Please ensure that the following packages are installed:

File Navigator

  • run_vf_unity.py: Main file that initiates docking calculations.
  • initiate_calc.py: File that initiates scoring, docking calculations.
  • lig_process.py: Process provided ligand into 3D format compatible with docking program (used by )
  • pose_prediction.py: File for running pose prediction on processed ligands (used by pose_prediction).
  • scoring_functions.py: File for running scoring on already docked ligands (used by initiate_calc.py).
  • config.txt: Config file concisting of user definable parameters for running calculation.
  • /ligands/: Directory created by VF-Unity which will contain all processed ligands in a ready-to-dock format.
  • /outputs/: Directory created by VF-Unity which will contain docked ligand files.

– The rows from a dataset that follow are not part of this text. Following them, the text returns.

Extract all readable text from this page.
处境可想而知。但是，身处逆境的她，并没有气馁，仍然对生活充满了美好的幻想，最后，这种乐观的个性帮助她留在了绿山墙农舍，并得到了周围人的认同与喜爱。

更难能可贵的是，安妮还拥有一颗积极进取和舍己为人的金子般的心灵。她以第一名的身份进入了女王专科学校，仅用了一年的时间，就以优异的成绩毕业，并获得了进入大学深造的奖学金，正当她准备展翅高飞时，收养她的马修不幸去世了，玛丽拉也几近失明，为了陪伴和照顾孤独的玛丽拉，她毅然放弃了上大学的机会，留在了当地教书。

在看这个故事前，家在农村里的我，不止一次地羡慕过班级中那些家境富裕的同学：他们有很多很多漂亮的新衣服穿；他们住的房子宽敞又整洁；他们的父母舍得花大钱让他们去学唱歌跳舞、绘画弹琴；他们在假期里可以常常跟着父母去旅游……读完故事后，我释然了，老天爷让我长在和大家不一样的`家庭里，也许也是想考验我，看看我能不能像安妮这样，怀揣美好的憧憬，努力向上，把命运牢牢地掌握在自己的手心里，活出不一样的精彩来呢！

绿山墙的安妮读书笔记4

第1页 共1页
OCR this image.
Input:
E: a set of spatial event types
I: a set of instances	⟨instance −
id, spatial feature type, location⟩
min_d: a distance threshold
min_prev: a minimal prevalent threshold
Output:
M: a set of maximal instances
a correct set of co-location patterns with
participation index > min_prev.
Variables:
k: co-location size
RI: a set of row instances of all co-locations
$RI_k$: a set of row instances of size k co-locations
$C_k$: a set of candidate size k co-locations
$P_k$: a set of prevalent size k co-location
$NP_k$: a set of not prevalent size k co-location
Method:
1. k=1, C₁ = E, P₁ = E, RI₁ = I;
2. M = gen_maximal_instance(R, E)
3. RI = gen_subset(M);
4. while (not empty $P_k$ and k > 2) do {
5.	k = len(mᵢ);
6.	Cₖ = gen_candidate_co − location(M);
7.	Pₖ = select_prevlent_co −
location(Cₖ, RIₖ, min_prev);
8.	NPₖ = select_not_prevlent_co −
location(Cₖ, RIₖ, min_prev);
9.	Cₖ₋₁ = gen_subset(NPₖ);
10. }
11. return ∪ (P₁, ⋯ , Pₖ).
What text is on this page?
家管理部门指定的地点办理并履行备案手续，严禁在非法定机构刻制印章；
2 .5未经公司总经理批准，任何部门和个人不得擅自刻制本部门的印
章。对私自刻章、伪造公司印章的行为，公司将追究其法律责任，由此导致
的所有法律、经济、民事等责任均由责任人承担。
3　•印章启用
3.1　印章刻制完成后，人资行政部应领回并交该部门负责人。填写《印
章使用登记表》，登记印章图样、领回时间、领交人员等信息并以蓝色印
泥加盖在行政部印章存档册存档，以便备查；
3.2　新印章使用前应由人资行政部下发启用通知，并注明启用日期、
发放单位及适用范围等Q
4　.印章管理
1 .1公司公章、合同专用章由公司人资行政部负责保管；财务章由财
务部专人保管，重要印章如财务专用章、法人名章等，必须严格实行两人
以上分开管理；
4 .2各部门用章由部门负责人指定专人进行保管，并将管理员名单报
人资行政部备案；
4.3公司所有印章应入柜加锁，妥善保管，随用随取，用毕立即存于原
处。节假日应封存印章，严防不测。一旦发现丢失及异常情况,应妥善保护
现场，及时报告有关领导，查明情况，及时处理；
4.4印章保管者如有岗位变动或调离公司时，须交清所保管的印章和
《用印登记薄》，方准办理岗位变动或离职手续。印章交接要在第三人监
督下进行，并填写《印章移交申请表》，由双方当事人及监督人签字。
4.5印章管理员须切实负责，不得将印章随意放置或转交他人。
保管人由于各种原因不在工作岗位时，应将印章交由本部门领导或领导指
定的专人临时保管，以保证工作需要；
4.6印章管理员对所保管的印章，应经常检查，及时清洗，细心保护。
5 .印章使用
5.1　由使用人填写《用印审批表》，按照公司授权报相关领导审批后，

Quick Start (Using a config.txt file)

We will be running QuickVina on a processed protein located in the config directory (5wiu_test.pdbqt). We provide a config.txt file which contains all parmeters for this simple run. Please edit this file based on your preferance:

# The choice of the docking method
# Possible choices:
# AutoDock-Koto, AutodockVina_1.2, AutodockZN, EquiBind, FRED
# FitDock, GalaxyDock3, LigandFit, LightDock, M-Dock
# MCDock, MM-GBSA, PLANTS, PSOVina, RLDock
# SEED, adfr, autodock_cpu, autodock_gpu, AutodockVina_1.1.2
# dock6, flexx, gnina, gnina-scoring
# gold, gwovina, iGemDock, idock, ledock
# molegro, nnscore2, qvina, qvina-w, rDock
# rf-score, rosetta-ligand, smina, smina-scoring, vina
# vina_carb, vina_xb, GlideSP, GlideXP, GlideHTVS
# qvina_gpu, qvina_w_gpu, vina_gpu, vina_gpu_2.0
# The choice of the scoring function
# Possible choices:
# nnscore2, rf-score, smina-scoring, ad4_scoring, vinandro_scoring
# vina_scoring, gnina_scoring, chemplp_scoring, PLP_scoring, PLP95_scoring
# contact_scoring, continuous_scoring, grid_scoring, 
# asp, chemscore, goldscore, plp, mm_gbsa_scoring, Hawkins_gbsa
# Please note: different pose prediction/docking methods can be combined with scoring functions.
# For example: ’qvina+nnscore2’.
# For supported choices/combinations please see the VirtualFlow homepage.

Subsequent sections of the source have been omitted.